En cada Estado hay tres clases de poderes: el legislativo, el ejecutivo de las cosas pertenecientes al derecho de gentes y el ejecutivo de las cosas que pertenecen al civil.
Por el primero, el príncipe o magistrado hace las leyes para cierto tiempo o para siempre, y corrige o deroga las que están hechas. Por el segundo, hace la paz o la guerra, envía o recibe embajadores, establece la seguridad y previene las invasiones. Y por el tercero, castiga los crímenes o decide las contiendas entre particulares. Este último se llamará poder judicial, y el otro, simplemente, poder ejecutivo del Estado.

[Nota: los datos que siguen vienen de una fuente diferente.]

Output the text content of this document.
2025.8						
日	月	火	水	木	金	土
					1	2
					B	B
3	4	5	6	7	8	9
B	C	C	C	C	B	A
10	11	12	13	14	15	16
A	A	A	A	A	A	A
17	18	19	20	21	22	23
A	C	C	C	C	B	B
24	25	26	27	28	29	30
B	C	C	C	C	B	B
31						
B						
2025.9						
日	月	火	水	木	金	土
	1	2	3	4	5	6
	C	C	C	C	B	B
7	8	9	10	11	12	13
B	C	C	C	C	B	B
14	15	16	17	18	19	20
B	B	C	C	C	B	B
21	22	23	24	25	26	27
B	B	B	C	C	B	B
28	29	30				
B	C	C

La libertad política de un ciudadano es la tranquilidad de espíritu que proviene de la opinión que cada uno tiene de su seguridad, y para que se goce de ella es preciso que sea tal el gobierno que ningún ciudadano tenga motivo de temer a otro.
Cuando los poderes legislativo y ejecutivo se encuentran reunidos en una misma persona o corporación, no hay libertad, porque es de temer que el monarca o el Senado hagan leyes tiránicas para ejecutarlas del mismo modo.
Así sucede también cuando el poder judicial no está separado del poder legislativo y del ejecutivo. Si está unido al primero, el imperio sobre la vida y la libertad de los ciudadanos sería arbitrario, por ser uno mismo juez y legislador, y si está unido al segundo sería tiránico, por cuanto gozaría el juez de la misma fuerza que un agresor (...).